The Stars also have a team that is really fun to watch with Seguin and Benn at the top. That should help sell tickets and bringing in another star-caliber player in Spezza only bolsters that. Having made the playoffs last season, the Dallas market has a big reason to come back and support the team. Improving the bottom line will improve the competitiveness, or at least should.
It’s not all sunshine and roses right now, though. The Stars did nothing to address a defense that was only OK last year. Hoping for another step forward from Dillon and adding in some new faces from the AHL could help. Sergei Gonchar may be well past his prime, but is still serviceable on defense and Goligoski’s contributions have already been well noted. The lack of depth is definitely a concern, though and may be something Nill considers addressing further as the season progresses.
The club also has some veteran stalwarts up front to bring experience to an otherwise youthful roster. Players like Shawn Horcoff and Vernon Fiddler help shore up the depth of the lineup, while Erik Cole remains a scoring threat that can spot in on the top-six. If Rich Peverley is able to return after his heart scare last season, that's an added bonus. That remains unclear, however.

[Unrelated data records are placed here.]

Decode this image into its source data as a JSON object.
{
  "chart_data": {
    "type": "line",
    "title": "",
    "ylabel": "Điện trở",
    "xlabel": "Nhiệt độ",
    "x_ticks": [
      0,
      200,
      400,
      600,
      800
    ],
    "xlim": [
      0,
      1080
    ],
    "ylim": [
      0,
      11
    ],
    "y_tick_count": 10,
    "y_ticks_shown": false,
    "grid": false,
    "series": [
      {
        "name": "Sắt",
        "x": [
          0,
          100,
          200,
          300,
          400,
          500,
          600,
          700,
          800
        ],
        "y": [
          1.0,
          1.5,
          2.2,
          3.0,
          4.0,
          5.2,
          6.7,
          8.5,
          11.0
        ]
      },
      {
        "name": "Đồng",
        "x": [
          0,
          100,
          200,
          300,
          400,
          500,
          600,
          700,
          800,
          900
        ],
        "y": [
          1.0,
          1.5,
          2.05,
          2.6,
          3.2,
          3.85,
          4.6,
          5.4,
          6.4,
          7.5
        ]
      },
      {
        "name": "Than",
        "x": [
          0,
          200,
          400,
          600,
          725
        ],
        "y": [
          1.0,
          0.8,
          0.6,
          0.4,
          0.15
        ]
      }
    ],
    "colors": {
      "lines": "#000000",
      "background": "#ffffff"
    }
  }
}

As good as all the moves the Stars have made have been so far, they are going to be going up against some of the best teams in hockey right within their own division. That said, they look less like a wild card team this year and more a legitimate contender and perhaps a favorite to land one of the top three spots in the Central to secure a spot in the playoffs. That’s still going to make it hard to get out of the first round next year with what is sure to be a tough draw from within the division.
This organization is noticeably moving forward, though, and with how quickly the team has been turned around by Nill, the sky seems to be the limit. As the young players continue to mature and start bolstering the efforts of the stars at the top of the lineup, Dallas is going to be a really tough team in the loaded West in relatively short order.